Over the last few users, Uber and Ola have battled each other as they sought to offer the lowest possible fares to the Indian consumers. In doing so, they’ve made cabs accessible – middle class India now uses one of their services instead of hailing an auto, and young people are putting off buying new cars. But there are already signs that going forward, Uber and Ola might not offer the same cheap rides as they do now.
In a blog post that was innocuously titled “Long distance rides made seamless”, Uber detailed its new pricing structure for its long-distance rides in NCR. UberGo rides will cost Rs. 12/km instead of Rs. 6/km after 20 kilometers; UberX rides will cost Rs. 13/km instead of Rs. 9/km after the same distance. Ola followed suit – Ola Micros will charge Rs 12/km instead of Rs. 6/km after the same distance.
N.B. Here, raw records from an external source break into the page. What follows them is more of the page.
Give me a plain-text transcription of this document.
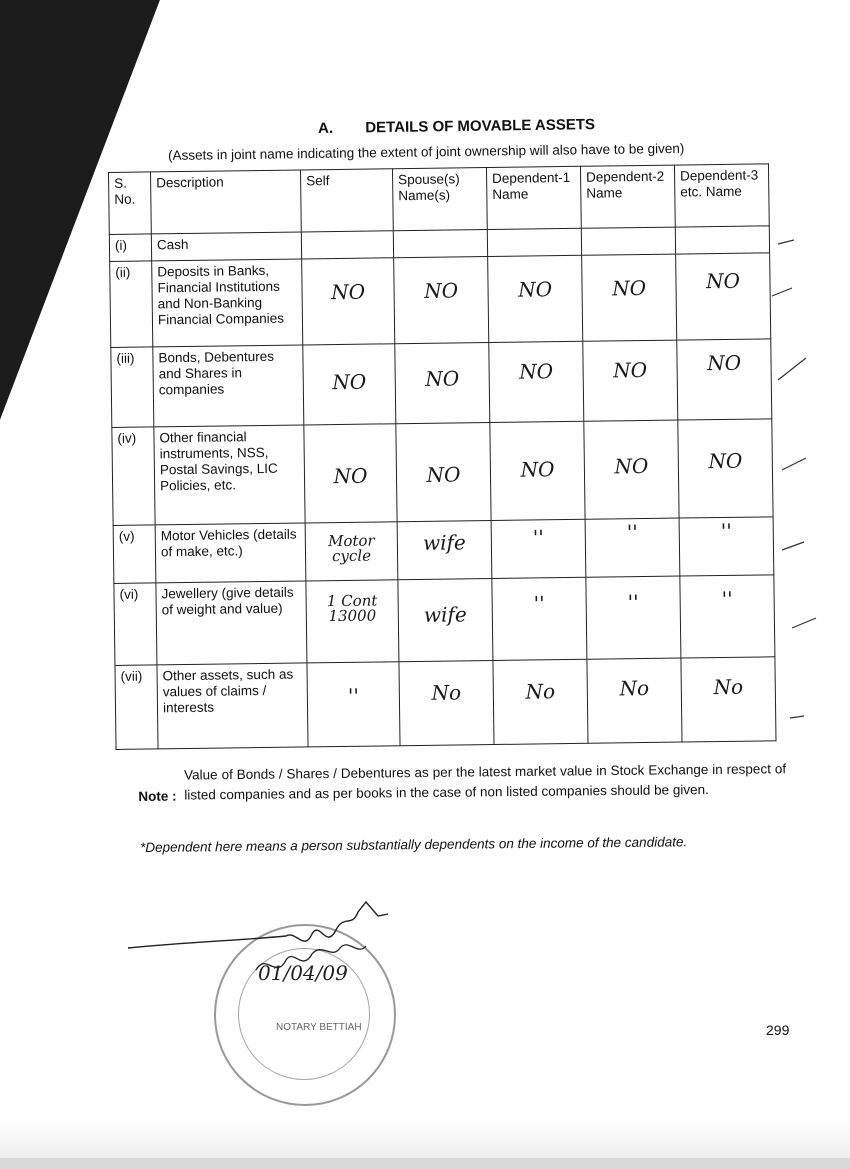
A. DETAILS OF MOVABLE ASSETS
(Assets in joint name indicating the extent of joint ownership will also have to be given)
S. No.	Description	Self	Spouse(s) Name(s)	Dependent-1 Name	Dependent-2 Name	Dependent-3 etc. Name
(i)	Cash	

(ii)	Deposits in Banks, Financial Institutions and Non-Banking Financial Companies	NO	NO	NO	NO	NO

(iii)	Bonds, Debentures and Shares in companies	NO	NO	NO	NO	NO

(iv)	Other financial instruments, NSS, Postal Savings, LIC Policies, etc.	NO	NO	NO	NO	NO

(v)	Motor Vehicles (details of make, etc.)	Motor cycle	wife	''	''	''

(vi)	Jewellery (give details of weight and value)	1 Cont 13000	wife	''	''	''

(vii)	Other assets, such as values of claims / interests	''	No	No	No	No
Note :
Value of Bonds / Shares / Debentures as per the latest market value in Stock Exchange in respect of listed companies and as per books in the case of non listed companies should be given.
*Dependent here means a person substantially dependents on the income of the candidate.
299
01/04/09
NOTARY BETTIAH
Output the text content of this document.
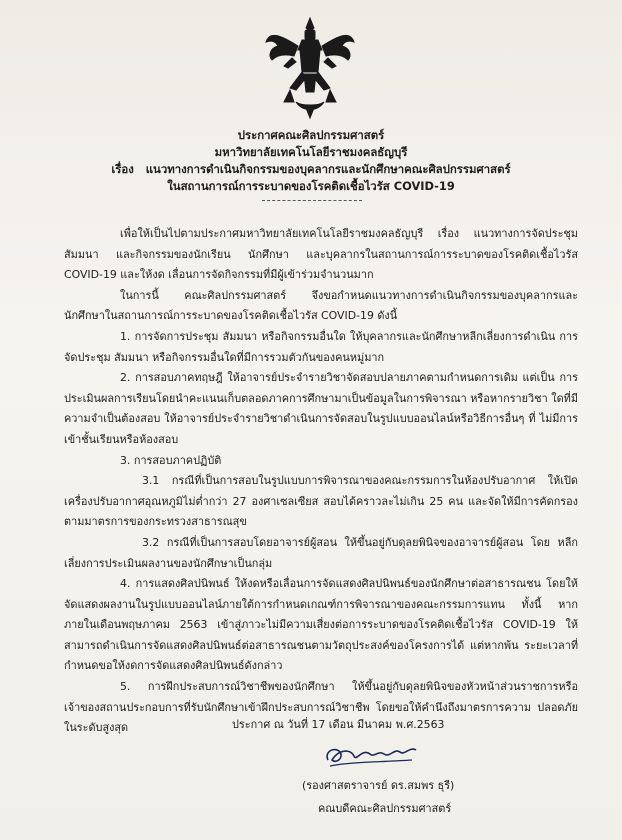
ประกาศคณะศิลปกรรมศาสตร์
มหาวิทยาลัยเทคโนโลยีราชมงคลธัญบุรี
เรื่อง แนวทางการดำเนินกิจกรรมของบุคลากรและนักศึกษาคณะศิลปกรรมศาสตร์
ในสถานการณ์การระบาดของโรคติดเชื้อไวรัส COVID-19

เพื่อให้เป็นไปตามประกาศมหาวิทยาลัยเทคโนโลยีราชมงคลธัญบุรี เรื่อง แนวทางการจัดประชุม สัมมนา และกิจกรรมของนักเรียน นักศึกษา และบุคลากรในสถานการณ์การระบาดของโรคติดเชื้อไวรัส COVID-19 และให้งด เลื่อนการจัดกิจกรรมที่มีผู้เข้าร่วมจำนวนมาก

ในการนี้ คณะศิลปกรรมศาสตร์ จึงขอกำหนดแนวทางการดำเนินกิจกรรมของบุคลากรและ นักศึกษาในสถานการณ์การระบาดของโรคติดเชื้อไวรัส COVID-19 ดังนี้

1. การจัดการประชุม สัมมนา หรือกิจกรรมอื่นใด ให้บุคลากรและนักศึกษาหลีกเลี่ยงการดำเนิน การจัดประชุม สัมมนา หรือกิจกรรมอื่นใดที่มีการรวมตัวกันของคนหมู่มาก

2. การสอบภาคทฤษฎี ให้อาจารย์ประจำรายวิชาจัดสอบปลายภาคตามกำหนดการเดิม แต่เป็น การประเมินผลการเรียนโดยนำคะแนนเก็บตลอดภาคการศึกษามาเป็นข้อมูลในการพิจารณา หรือหากรายวิชา ใดที่มีความจำเป็นต้องสอบ ให้อาจารย์ประจำรายวิชาดำเนินการจัดสอบในรูปแบบออนไลน์หรือวิธีการอื่นๆ ที่ ไม่มีการเข้าชั้นเรียนหรือห้องสอบ

3. การสอบภาคปฏิบัติ

3.1 กรณีที่เป็นการสอบในรูปแบบการพิจารณาของคณะกรรมการในห้องปรับอากาศ ให้เปิด เครื่องปรับอากาศอุณหภูมิไม่ต่ำกว่า 27 องศาเซลเซียส สอบได้คราวละไม่เกิน 25 คน และจัดให้มีการคัดกรอง ตามมาตรการของกระทรวงสาธารณสุข

3.2 กรณีที่เป็นการสอบโดยอาจารย์ผู้สอน ให้ขึ้นอยู่กับดุลยพินิจของอาจารย์ผู้สอน โดย หลีกเลี่ยงการประเมินผลงานของนักศึกษาเป็นกลุ่ม

4. การแสดงศิลปนิพนธ์ ให้งดหรือเลื่อนการจัดแสดงศิลปนิพนธ์ของนักศึกษาต่อสาธารณชน โดยให้จัดแสดงผลงานในรูปแบบออนไลน์ภายใต้การกำหนดเกณฑ์การพิจารณาของคณะกรรมการแทน ทั้งนี้ หากภายในเดือนพฤษภาคม 2563 เข้าสู่ภาวะไม่มีความเสี่ยงต่อการระบาดของโรคติดเชื้อไวรัส COVID-19 ให้สามารถดำเนินการจัดแสดงศิลปนิพนธ์ต่อสาธารณชนตามวัตถุประสงค์ของโครงการได้ แต่หากพ้น ระยะเวลาที่กำหนดขอให้งดการจัดแสดงศิลปนิพนธ์ดังกล่าว

5. การฝึกประสบการณ์วิชาชีพของนักศึกษา ให้ขึ้นอยู่กับดุลยพินิจของหัวหน้าส่วนราชการหรือ เจ้าของสถานประกอบการที่รับนักศึกษาเข้าฝึกประสบการณ์วิชาชีพ โดยขอให้คำนึงถึงมาตรการความ ปลอดภัยในระดับสูงสุด	ประกาศ ณ วันที่ 17 เดือน มีนาคม พ.ศ.2563
(รองศาสตราจารย์ ดร.สมพร ธุรี)
คณบดีคณะศิลปกรรมศาสตร์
The fare hikes aren’t unreasonable – even after they come into effect, Uber and Ola will remain cheaper than other comparable alternatives, and both companies are quick to point this out. Also, Uber and Ola have been operating at with unsustainably low fares – Ola incurred losses of Rs. 796 crore in FY 2015, and Uber’s global losses now exceed $1 billion (Rs. 6,800 crore). This money had gone towards getting drivers onboard their services, and garnering marketshare. Now that both firms have large numbers of users, they can use it to their advantage.
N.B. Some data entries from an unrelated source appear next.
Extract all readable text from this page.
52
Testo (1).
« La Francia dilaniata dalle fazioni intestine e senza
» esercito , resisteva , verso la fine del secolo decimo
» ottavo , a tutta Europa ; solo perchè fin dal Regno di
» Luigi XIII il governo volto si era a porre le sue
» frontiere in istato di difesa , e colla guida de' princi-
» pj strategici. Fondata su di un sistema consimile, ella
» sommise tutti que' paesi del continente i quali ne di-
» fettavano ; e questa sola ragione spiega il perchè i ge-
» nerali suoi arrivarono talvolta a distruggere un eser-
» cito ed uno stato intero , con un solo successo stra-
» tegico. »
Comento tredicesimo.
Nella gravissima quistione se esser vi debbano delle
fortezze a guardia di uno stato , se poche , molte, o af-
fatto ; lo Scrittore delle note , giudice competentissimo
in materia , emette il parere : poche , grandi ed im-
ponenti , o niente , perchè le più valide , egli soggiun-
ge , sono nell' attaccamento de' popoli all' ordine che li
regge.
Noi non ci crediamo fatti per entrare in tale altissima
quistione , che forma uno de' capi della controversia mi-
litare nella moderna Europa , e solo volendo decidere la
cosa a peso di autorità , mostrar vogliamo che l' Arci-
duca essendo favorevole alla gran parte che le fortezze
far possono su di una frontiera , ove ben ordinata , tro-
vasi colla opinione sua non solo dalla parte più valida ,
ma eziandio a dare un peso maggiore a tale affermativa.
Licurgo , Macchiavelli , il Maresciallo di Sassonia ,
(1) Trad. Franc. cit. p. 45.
And given Uber and Ola have raised prices in unison, consumers hardly have the choice of picking the cheaper service. Going back to autos isn’t going to be easy if you’re gotten used to the convenience of Uber and Ola. That’s good news for the two main cab aggregators – they can finally use their market heft and start earning profits. Consumers, meanwhile, will need to start getting used to the reality of higher fares. The party of cheap cab rides might be soon coming to an end.